I just read about a woman who was having IVF and said it was as if she was ‘sitting on the sidelines’ of her life, and watching it go by. This sounds a bit like depression but I don’t think it is. I don’t feel depressed at all but, if anything, I feel hopeful. I feel calmer than I thought I would as well. I’m not chomping at the bit for the next phase to begin.

However, I feel a lack of motivation. I think it’s more of a distraction. I don’t want to go to work (get up early, yuck), I don’t want to cook dinner or even plan dinner for that matter, I don’t want to work on any projects, I don’t even want to go to sleep. I feel like I’m just existing, waiting. I’m not anxious either but my mind is so focused on what is going on in the IVF process that I have a hard time wanting to turn my attention to anything else. There really is nothing more I can do at this time but wait, so my mind tells me to do nothing while I wait.
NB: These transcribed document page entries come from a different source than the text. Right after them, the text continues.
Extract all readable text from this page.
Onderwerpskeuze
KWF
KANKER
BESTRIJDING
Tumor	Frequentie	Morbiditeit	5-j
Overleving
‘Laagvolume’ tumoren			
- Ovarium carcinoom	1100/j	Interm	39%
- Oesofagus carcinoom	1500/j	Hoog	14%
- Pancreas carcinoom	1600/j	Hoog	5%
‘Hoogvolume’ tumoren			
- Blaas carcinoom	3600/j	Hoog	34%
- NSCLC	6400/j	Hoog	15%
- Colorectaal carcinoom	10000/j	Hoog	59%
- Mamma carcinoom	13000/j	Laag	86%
I think my mind plays tricks on me by telling me that I must put everything on hold until I become pregnant. I’m finding it very difficult to lead my normal routine these days. The constant thought that I ‘might be expecting a baby by then’ keeps me from doing all kinds of things. 

** I actually wrote this a few days ago. While it is true, it was only short lived and I am grateful for this. I don't know when or why I broke out of this funk but I did. I am back into the groove here at home. Still happy, still hopeful but also fully aware that life must go on, with positive or negative results, the show must go on. It could also be that I have a count down of 19 school days left then we get to enjoy the summer. Also, transfer is in a couple of days and who can't be excited about that!